In fact, this Sunday’s race will be something special for Busch, as he won his first Cup race at Bristol 10 years ago, on March 24, 2002. To this day, even with 24 career Cup victories to his credit, that first Bristol victory is one of Busch’s favorite memories.

“It was just my second full season racing in Cup and I was 24 years old,” said Busch. “It was such an awesome feeling to just get to this level. It’s the big time. Then, to be able to get a win, it is literally hard to explain that feeling. If you go back and look at the way it happened, too – moving Jimmy Spencer out of the way – it’s just a pretty big memory for me. You work so hard to get to this level and then, when you win, it gives you that confidence to make you feel like you will make it.”

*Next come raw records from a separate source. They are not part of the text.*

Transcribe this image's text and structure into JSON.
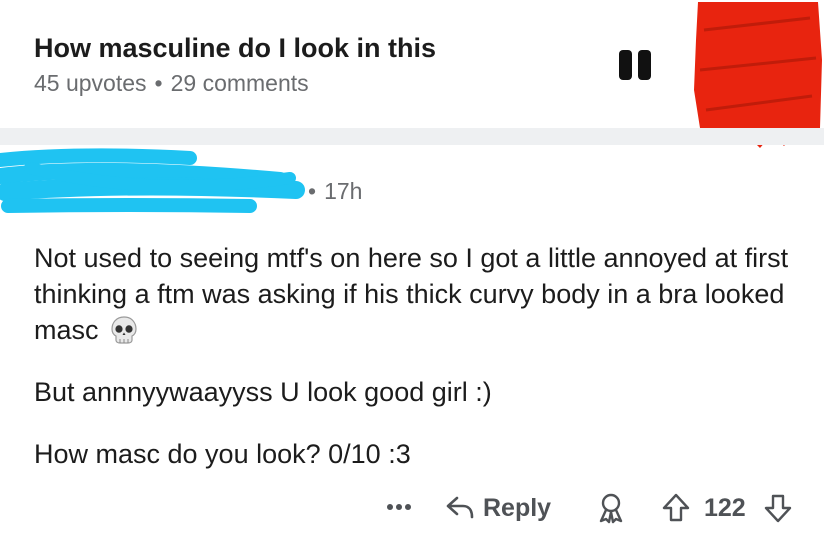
{
  "post": {
    "title": "How masculine do I look in this",
    "upvotes": "45 upvotes",
    "separator": "•",
    "comments": "29 comments"
  },
  "comment": {
    "separator": "•",
    "timestamp": "17h",
    "paragraph_1": "Not used to seeing mtf's on here so I got a little annoyed at first thinking a ftm was asking if his thick curvy body in a bra looked masc",
    "emoji": "skull",
    "paragraph_2": "But annnyywaayyss U look good girl :)",
    "paragraph_3": "How masc do you look? 0/10 :3"
  },
  "actions": {
    "reply_label": "Reply",
    "score": "122"
  },
  "colors": {
    "scribble_blue": "#1fc3f2",
    "scribble_red": "#e8240f",
    "meta_gray": "#6a6c6f",
    "action_gray": "#4f5256"
  },
  "icons": [
    "pause-icon",
    "more-icon",
    "reply-icon",
    "award-icon",
    "upvote-icon",
    "downvote-icon",
    "skull-emoji"
  ]
}
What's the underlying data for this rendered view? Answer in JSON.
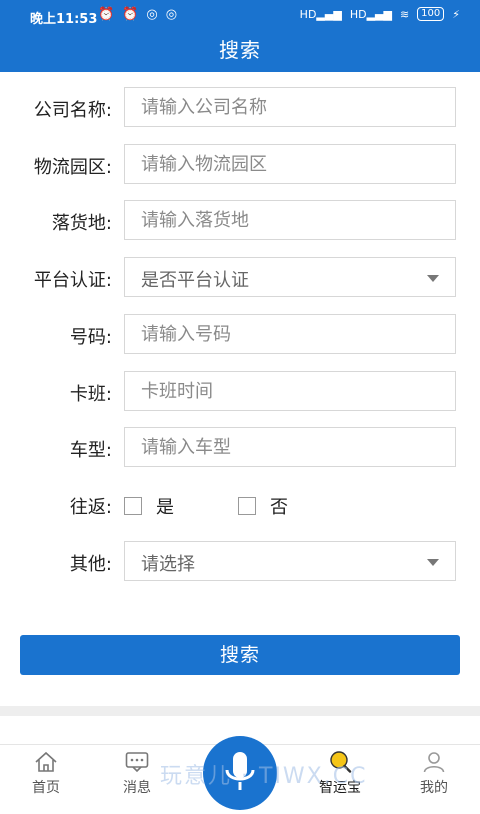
{
  "status": {
    "time": "晚上11:53",
    "signal1": "HD",
    "signal2": "HD",
    "battery": "100"
  },
  "header": {
    "title": "搜索"
  },
  "form": {
    "company": {
      "label": "公司名称:",
      "placeholder": "请输入公司名称"
    },
    "park": {
      "label": "物流园区:",
      "placeholder": "请输入物流园区"
    },
    "destination": {
      "label": "落货地:",
      "placeholder": "请输入落货地"
    },
    "platform": {
      "label": "平台认证:",
      "value": "是否平台认证"
    },
    "number": {
      "label": "号码:",
      "placeholder": "请输入号码"
    },
    "shift": {
      "label": "卡班:",
      "placeholder": "卡班时间"
    },
    "vehicle": {
      "label": "车型:",
      "placeholder": "请输入车型"
    },
    "roundtrip": {
      "label": "往返:",
      "yes": "是",
      "no": "否"
    },
    "other": {
      "label": "其他:",
      "value": "请选择"
    }
  },
  "search_button": "搜索",
  "tabs": [
    {
      "label": "首页",
      "icon": "home-icon"
    },
    {
      "label": "消息",
      "icon": "message-icon"
    },
    {
      "label": "智运宝",
      "icon": "search-magnifier-icon"
    },
    {
      "label": "我的",
      "icon": "user-icon"
    }
  ],
  "watermark": "玩意儿 · TIWX.CC",
  "colors": {
    "primary": "#1a73cf",
    "accent": "#f5c518"
  }
}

The elder of the two racing Busch brothers went on to sweep both Bristol races in 2003 and won again in the spring races in 2004 and 2006. The ’06 victory was especially memorable, as Busch climbed out of his car, got down on the track and simulated making snow angels because snow had fallen at the track earlier in the week.

Since 2006, Busch’s best finish came in the spring two years ago, when he led 278 laps and finished third. He’d like nothing more than to notch another victory this time out. But he’s not enjoyed the results he had at Bristol before the track was repaved and reconfigured in the summer of 2007.

“It’s always been a track that I’ve just enjoyed,” Busch said. “Before it was reconfigured, it was just tough and I liked that. It was mean and you kind of had to let the rough edges drag. A lot of it has to do with just getting up on the wheel and racing as hard as you can when you have your last set of tires. For some reason, it was just something I thrived on and it translated into some pretty good success for us.”

The difference between the old Bristol and the new is fairly dramatic.

“There’s just more room to race whereas, before, there was one lane and that one lane was maybe half-a-car wide,” Busch said. “So you really had to be in the same spot every moment of the lap. You couldn’t race side-by-side and, to move forward, you basically had to move people out of the way. The way the track is now, you can race three wide in the corners and not run into anybody.”

And Busch, ever the old school racer, liked it best the way it used to be.

“Since they’ve reconfigured it, I haven’t had the success I once had when the track was tougher and meaner,” Busch said of Bristol. “This is definitely a more gentle Bristol than it was. Since they are handing out points and money for the new configuration, it’s what I need to like, but I did really like it better the old way.”